I could see that these labels had been there a while, and personally knowing some of the premises history (from clothes shop, to book shop, to present day Art Cafe) my educated guess puts the labelling at one or two decades old, or quite possibly more. So the system - time proves - works, and Design is the catalyst. I propose this is in large part down to the Dymo.

There's something special about this traditional label maker, the way it permanently embosses information onto the self adhesive plastic. It empowers the user to create whatever naming label, cataloguing tag or pithy message they desire. But maybe more interestingly, it's a device which asks the user to think in order to operate it. You think about using the intuitive controls. You think about what words to create. But the crux of the process is you think about getting it right. There's no backspace or correction fluid to amend a mistake. You could use scissors to cut and paste erroneous letters, but that defeats the object of its purpose - to make labelling a breeze. Instead, you have to sit there and consider the purpose of the label you're about to create. Let's head to a domestic setting.

Christopher Walken is at his kitchen table, in his shorts, with a glass of lemonade and a Dymo:

"Okay, I need to label this Jar of flower - NO, i mean Flour. Must get that right. Let's see, what flour is it ... It's white flour, not wholemeal. But I NEVER use wholemeal and I'm the only person who bakes in this goddamn house. But I do often use Self-raising Flour. You know what, I'll be helping myself out if this jar's labelled Plain Flower - no wait - Flour ... Gosh! Must get that right. One shot, Christopher. ONE shot".

Christopher Walken is presented a task to perform with the very real possibility of making a mistake. If it's within his control and in his own interest to not make that mistake, he will take caution in his actions. He will work out the most appropriate solution to the task at hand. In this case, by knowing the advantages and pitfalls of using a Dymo and by figuring out the best semantics for his label, he'll create a useful item which will improve his environment. In short, Christopher Walken will design.

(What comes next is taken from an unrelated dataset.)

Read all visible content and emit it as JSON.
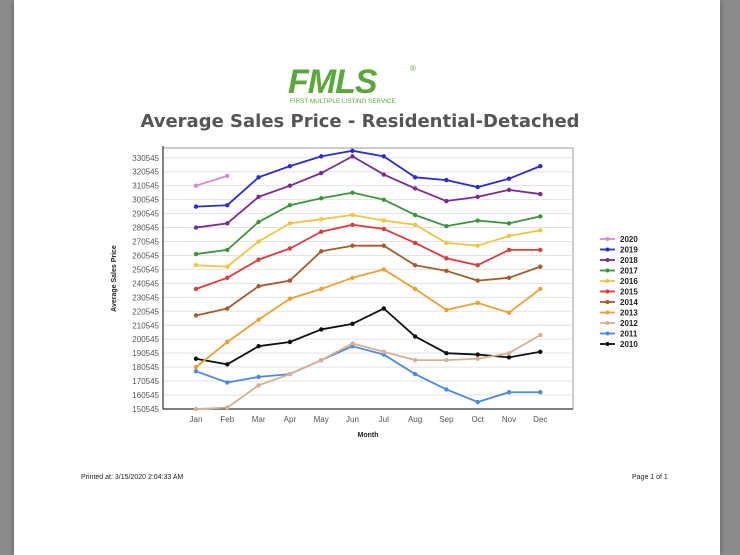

Whether used by a kid to name their text books, a DIY enthusiast to label her tins, a dad marking his flask (people STILL do this), or even the world's third favourite character actor making baking easier, the Dymo is a tool of design for everybody. An advocate of clarity and a positive, problem solving machine which makes people engage in creative thought. And for that, I salute it. And so does Chris (I get to call him that).